# Suspend Recording for X hours...



## rshallett (Jul 22, 2006)

When someone comes by for lunch or I have a party, I like to turn on the cable music channel. Tivo insists on changing the station to TV in order to fufill my recording schedule. It's annoying. It'd be great if there was an easy-to-access "Suspend recording for X hours." that I could select. 

Suspend recording for .5 hours
Suspend recording for 1 hour
Suspend recording for 2 hours
Suspend recording for 4 hours

Then, when I de-select the Suspend function, Tivo picks up with my scheduled recording.

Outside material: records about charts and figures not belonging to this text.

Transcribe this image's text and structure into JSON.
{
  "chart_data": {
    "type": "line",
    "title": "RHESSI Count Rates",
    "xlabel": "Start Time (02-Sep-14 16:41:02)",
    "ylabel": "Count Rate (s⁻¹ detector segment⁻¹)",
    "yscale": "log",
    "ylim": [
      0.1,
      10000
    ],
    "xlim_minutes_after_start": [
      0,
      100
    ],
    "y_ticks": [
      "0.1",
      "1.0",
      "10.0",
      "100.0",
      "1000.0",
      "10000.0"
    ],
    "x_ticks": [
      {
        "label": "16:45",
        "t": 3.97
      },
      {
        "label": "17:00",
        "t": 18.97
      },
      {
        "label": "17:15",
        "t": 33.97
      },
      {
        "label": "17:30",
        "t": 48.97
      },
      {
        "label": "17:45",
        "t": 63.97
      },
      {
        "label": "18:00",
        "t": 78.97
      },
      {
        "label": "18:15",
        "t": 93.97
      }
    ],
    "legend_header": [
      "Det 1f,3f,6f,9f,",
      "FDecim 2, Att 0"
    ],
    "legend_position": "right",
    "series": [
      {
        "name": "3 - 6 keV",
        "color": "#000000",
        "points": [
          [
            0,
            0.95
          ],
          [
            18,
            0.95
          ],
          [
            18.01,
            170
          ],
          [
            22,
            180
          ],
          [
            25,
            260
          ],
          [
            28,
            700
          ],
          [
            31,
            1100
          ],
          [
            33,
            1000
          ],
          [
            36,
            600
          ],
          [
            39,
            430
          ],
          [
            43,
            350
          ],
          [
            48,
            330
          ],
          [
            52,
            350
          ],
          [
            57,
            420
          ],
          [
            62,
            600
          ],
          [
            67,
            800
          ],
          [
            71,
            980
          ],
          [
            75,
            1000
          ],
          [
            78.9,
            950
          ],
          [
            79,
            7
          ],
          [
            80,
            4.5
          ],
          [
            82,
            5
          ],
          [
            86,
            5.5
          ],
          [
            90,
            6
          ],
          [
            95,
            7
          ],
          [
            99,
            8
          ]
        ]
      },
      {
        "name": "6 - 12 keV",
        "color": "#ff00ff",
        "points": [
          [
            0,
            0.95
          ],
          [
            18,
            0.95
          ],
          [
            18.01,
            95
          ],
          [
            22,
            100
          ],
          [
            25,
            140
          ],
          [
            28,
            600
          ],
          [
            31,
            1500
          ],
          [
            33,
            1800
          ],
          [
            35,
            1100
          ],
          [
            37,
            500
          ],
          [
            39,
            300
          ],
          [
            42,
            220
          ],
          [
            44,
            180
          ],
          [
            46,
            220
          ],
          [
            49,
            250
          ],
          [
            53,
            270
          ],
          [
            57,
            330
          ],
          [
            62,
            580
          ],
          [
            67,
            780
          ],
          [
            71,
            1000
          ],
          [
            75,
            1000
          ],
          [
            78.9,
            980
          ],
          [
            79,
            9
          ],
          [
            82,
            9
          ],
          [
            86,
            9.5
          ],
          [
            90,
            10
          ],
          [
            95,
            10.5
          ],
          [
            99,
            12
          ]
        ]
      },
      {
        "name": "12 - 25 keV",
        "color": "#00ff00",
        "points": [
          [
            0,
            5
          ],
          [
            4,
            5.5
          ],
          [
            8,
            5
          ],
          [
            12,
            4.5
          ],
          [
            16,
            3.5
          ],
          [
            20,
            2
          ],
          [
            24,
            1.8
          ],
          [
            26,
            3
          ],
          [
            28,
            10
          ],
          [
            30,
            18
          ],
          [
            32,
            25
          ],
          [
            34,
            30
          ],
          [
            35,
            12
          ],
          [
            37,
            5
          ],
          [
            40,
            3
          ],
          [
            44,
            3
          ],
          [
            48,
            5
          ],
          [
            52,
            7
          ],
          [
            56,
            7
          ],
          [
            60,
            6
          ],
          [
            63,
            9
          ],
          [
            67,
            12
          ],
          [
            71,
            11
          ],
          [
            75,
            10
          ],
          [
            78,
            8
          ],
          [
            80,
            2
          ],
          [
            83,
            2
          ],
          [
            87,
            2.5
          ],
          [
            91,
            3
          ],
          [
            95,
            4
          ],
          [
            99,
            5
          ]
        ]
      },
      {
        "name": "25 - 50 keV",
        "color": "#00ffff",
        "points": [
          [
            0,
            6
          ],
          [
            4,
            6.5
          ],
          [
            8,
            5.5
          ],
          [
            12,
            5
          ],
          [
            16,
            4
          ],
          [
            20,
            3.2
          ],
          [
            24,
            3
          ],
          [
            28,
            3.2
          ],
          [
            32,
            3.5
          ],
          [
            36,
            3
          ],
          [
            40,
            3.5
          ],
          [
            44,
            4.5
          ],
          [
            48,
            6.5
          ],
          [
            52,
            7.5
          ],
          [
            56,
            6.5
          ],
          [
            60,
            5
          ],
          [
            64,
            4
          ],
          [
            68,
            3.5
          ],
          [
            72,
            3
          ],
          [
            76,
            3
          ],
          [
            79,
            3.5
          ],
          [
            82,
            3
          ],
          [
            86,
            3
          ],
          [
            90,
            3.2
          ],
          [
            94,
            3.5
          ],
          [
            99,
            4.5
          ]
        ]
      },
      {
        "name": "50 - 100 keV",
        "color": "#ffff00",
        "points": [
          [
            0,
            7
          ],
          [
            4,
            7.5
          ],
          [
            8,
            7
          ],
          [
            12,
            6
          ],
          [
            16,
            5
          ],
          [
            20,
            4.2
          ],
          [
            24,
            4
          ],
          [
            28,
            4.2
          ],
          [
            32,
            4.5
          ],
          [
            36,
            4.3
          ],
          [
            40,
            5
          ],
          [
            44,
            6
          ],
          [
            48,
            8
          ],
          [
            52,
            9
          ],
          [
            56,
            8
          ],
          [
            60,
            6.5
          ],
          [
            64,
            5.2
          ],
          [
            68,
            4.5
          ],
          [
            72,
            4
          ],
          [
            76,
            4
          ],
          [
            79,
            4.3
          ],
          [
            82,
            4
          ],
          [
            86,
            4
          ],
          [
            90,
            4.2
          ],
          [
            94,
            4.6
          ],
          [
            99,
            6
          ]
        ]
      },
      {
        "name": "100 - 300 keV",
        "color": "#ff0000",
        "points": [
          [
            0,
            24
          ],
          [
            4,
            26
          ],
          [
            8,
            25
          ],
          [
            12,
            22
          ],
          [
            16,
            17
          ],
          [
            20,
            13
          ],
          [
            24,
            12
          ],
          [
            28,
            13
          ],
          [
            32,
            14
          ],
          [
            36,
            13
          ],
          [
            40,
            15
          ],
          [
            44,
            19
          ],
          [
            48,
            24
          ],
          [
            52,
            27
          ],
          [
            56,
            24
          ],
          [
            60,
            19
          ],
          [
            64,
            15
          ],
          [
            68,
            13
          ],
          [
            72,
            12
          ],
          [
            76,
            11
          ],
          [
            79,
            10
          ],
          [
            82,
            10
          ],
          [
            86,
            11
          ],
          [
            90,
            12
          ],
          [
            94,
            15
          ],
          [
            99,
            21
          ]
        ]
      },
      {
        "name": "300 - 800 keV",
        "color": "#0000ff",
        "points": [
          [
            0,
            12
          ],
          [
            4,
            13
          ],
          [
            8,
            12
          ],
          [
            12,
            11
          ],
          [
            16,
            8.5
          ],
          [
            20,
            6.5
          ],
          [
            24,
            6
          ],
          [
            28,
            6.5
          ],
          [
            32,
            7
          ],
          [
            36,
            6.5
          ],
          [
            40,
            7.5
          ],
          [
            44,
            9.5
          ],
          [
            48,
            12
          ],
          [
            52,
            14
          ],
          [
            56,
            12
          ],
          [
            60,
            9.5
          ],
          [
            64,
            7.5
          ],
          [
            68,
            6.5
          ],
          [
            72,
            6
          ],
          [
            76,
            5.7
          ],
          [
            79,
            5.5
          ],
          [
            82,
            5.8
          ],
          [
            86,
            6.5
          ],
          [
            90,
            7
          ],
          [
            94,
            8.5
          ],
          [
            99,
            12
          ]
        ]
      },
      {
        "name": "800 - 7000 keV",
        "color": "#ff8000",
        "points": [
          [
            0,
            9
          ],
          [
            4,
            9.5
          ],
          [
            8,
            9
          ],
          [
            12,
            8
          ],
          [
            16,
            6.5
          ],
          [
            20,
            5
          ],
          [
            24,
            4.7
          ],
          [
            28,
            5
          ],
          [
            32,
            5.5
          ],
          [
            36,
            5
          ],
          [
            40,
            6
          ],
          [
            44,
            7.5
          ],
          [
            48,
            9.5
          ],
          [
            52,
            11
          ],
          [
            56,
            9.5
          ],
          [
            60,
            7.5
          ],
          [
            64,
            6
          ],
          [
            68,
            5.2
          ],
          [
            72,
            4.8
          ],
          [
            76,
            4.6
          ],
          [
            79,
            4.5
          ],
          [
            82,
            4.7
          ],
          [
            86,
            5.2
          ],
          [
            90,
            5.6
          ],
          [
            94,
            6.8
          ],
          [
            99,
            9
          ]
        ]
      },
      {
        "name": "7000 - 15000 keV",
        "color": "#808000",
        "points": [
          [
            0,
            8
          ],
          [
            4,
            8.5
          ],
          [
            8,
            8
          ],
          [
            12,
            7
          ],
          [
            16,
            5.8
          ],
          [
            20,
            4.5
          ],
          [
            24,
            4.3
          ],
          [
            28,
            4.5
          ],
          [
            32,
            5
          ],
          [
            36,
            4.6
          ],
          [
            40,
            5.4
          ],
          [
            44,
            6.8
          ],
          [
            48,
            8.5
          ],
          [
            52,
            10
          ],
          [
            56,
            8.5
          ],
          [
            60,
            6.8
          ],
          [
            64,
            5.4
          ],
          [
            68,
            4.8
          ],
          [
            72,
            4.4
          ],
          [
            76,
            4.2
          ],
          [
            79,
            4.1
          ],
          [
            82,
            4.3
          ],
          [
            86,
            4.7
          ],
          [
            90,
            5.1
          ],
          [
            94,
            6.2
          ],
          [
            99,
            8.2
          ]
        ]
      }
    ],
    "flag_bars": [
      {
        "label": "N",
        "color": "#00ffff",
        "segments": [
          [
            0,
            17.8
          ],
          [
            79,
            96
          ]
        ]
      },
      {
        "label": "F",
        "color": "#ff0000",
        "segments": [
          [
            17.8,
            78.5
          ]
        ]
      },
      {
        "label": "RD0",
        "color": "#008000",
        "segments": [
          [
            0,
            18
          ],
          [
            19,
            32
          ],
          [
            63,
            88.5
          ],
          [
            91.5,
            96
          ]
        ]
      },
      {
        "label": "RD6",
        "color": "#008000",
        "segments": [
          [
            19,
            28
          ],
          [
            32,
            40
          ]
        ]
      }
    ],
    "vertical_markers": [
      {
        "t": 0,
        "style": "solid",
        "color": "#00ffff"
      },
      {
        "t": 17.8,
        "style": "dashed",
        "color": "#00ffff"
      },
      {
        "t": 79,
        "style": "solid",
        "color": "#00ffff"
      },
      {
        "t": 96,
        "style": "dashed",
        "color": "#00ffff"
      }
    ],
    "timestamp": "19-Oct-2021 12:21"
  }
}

As it is now, it keeps changing the station and I have to go change it back to music. Or I have to go into the scheduler and delete the upcoming program(s)


----------



## megazone (Mar 3, 2002)

Instead of doing that, and possibly missing recordings, if you have any digital music you could play that through the TiVo over the network. It can play the music and still record.


----------



## Joe Smith (Aug 1, 2003)

If you have available disk space, you could enter a manual 4-hour recording of the music channel.


----------



## PeternJim (Sep 25, 2004)

Or check the "To Do" list and delete anything that is coming up during the party time. Since you are willing to not record those items anyway, and would be needing to access the TiVo interface anyway, why not just use the To Do list?


----------



## PeternJim (Sep 25, 2004)

PS and that way, you don't have to take positive action to turn it back on when the party is over.


----------